INITIALLY, AT LEAST, BILL KOCH'S NEW SAN Diego neighbors didn't exactly take to him. They didn't like the rotund bronze nude, quickly nicknamed Roseanne, that he put in his backyard across from the San Diego Yacht Club. And they especially didn't like the idea that an outsider had come to town to supplant their own Dennis Conner as defender of the America's Cup. "There were some who viewed me as a rich Easterner who was going to take the cup away," says Koch, 52. "So when they started giving me a lot of grief, I threatened to turn old Roseanne around."
Two weeks ago, Koch—a West Palm Beach millionaire with maximum technological know-how and minimal sailing experience—turned the yachting world around with a decisive win over Conner, who has skippered the last four Cup matches. By then Koch had appeased the natives by promising to leave the cup at the San Diego Yacht Club—if he beats the Italian syndicate in the Cup finals beginning this week. Koch is confident, despite being outspent by the Italians $230 million to $65 million. "I'm just a kid from Kansas who's only sailed for seven years," he says, "and we've just knocked off the best sailor in the world."

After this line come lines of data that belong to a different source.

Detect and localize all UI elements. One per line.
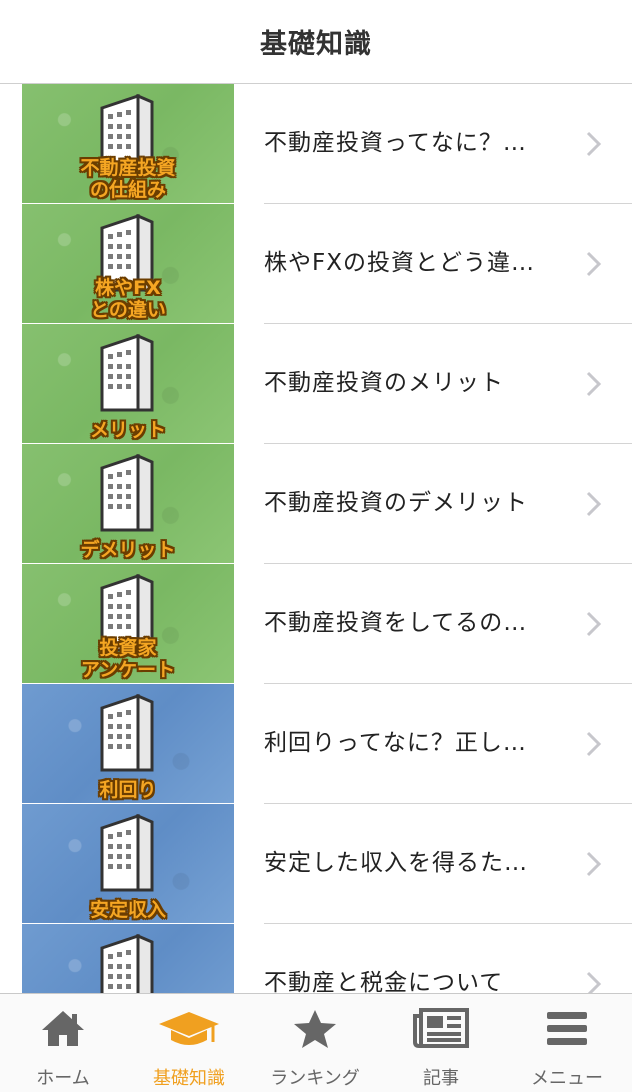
chevron-right-icon	[586, 131, 602, 157]
building-icon	[100, 814, 154, 892]
list-item[interactable]: デメリット 不動産投資のデメリット	[0, 444, 632, 564]
building-icon	[100, 934, 154, 993]
tab-label: メニュー	[531, 1068, 603, 1089]
thumbnail: 投資家 アンケート	[22, 564, 234, 683]
list-item[interactable]: 不動産と税金について	[0, 924, 632, 993]
thumbnail: 不動産投資 の仕組み	[22, 84, 234, 203]
chevron-right-icon	[586, 971, 602, 993]
list-item[interactable]: 利回り 利回りってなに？正し…	[0, 684, 632, 804]
article-list: 不動産投資 の仕組み 不動産投資ってなに？… 株やFX との違い 株やFXの投資…	[0, 84, 632, 993]
newspaper-icon	[413, 1008, 469, 1048]
tab-articles[interactable]: 記事	[378, 994, 504, 1092]
thumbnail	[22, 924, 234, 993]
tab-home[interactable]: ホーム	[0, 994, 126, 1092]
building-icon	[100, 334, 154, 412]
chevron-right-icon	[586, 731, 602, 757]
thumbnail-label: デメリット	[80, 539, 176, 561]
thumbnail: デメリット	[22, 444, 234, 563]
chevron-right-icon	[586, 851, 602, 877]
chevron-right-icon	[586, 491, 602, 517]
item-title: 株やFXの投資とどう違…	[264, 250, 535, 276]
tab-label: 基礎知識	[153, 1068, 225, 1089]
thumbnail-label: 不動産投資 の仕組み	[80, 157, 176, 201]
thumbnail: 安定収入	[22, 804, 234, 923]
chevron-right-icon	[586, 371, 602, 397]
thumbnail-label: 株やFX との違い	[90, 277, 166, 321]
list-item[interactable]: メリット 不動産投資のメリット	[0, 324, 632, 444]
building-icon	[100, 454, 154, 532]
thumbnail: 利回り	[22, 684, 234, 803]
tab-bar: ホーム 基礎知識 ランキング 記事 メニュー	[0, 993, 632, 1092]
thumbnail: 株やFX との違い	[22, 204, 234, 323]
chevron-right-icon	[586, 251, 602, 277]
item-title: 不動産投資ってなに？…	[264, 130, 527, 156]
chevron-right-icon	[586, 611, 602, 637]
list-item[interactable]: 安定収入 安定した収入を得るた…	[0, 804, 632, 924]
tab-ranking[interactable]: ランキング	[252, 994, 378, 1092]
page-title: 基礎知識	[260, 29, 372, 60]
app-header: 基礎知識	[0, 0, 632, 84]
list-item[interactable]: 不動産投資 の仕組み 不動産投資ってなに？…	[0, 84, 632, 204]
thumbnail-label: 利回り	[99, 779, 157, 801]
tab-menu[interactable]: メニュー	[504, 994, 630, 1092]
item-title: 利回りってなに？正し…	[264, 730, 527, 756]
item-title: 安定した収入を得るた…	[264, 850, 528, 876]
graduation-cap-icon	[159, 1012, 219, 1045]
tab-label: ランキング	[270, 1068, 360, 1089]
home-icon	[42, 1011, 84, 1046]
item-title: 不動産投資のデメリット	[264, 490, 528, 516]
thumbnail-label: 投資家 アンケート	[80, 637, 176, 681]
thumbnail-label: メリット	[89, 419, 166, 441]
star-icon	[294, 1010, 336, 1048]
thumbnail: メリット	[22, 324, 234, 443]
tab-label: ホーム	[36, 1068, 90, 1089]
tab-basics[interactable]: 基礎知識	[126, 994, 252, 1092]
item-title: 不動産投資のメリット	[264, 370, 504, 396]
building-icon	[100, 694, 154, 772]
list-item[interactable]: 株やFX との違い 株やFXの投資とどう違…	[0, 204, 632, 324]
thumbnail-label: 安定収入	[89, 899, 166, 921]
item-title: 不動産投資をしてるの…	[264, 610, 528, 636]
menu-icon	[547, 1012, 587, 1045]
tab-label: 記事	[423, 1068, 459, 1089]
list-item[interactable]: 投資家 アンケート 不動産投資をしてるの…	[0, 564, 632, 684]
item-title: 不動産と税金について	[264, 970, 504, 993]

A gangly 6'5", Koch is one of four sons of Fred C. Koch, who invented a process for increasing the yield of gasoline from crude oil. After earning three degrees in chemical engineering at Massachusetts Institute of Technology, Bill joined his family business in Wichita, Kans., in 1974, then sold his shares to his brothers for $550 million in 1980. Moving to West Palm Beach, where he lives in a modest three-bedroom house with his wife, Joan, and their son, Wyatt, 5, Koch started his own alternative-energy company—and took up sailing in 1984. But it wasn't until the following year, after consulting with MIT buddies to find out "why the boats that were fast were fast," that he began winning.
"You don't have to be the best sailor in the world," says Koch, explaining his defeat of Conner. "You just have to be able to use your will and intellect to give you a clear focus." Of course, it doesn't hurt to have $65 million handy, either.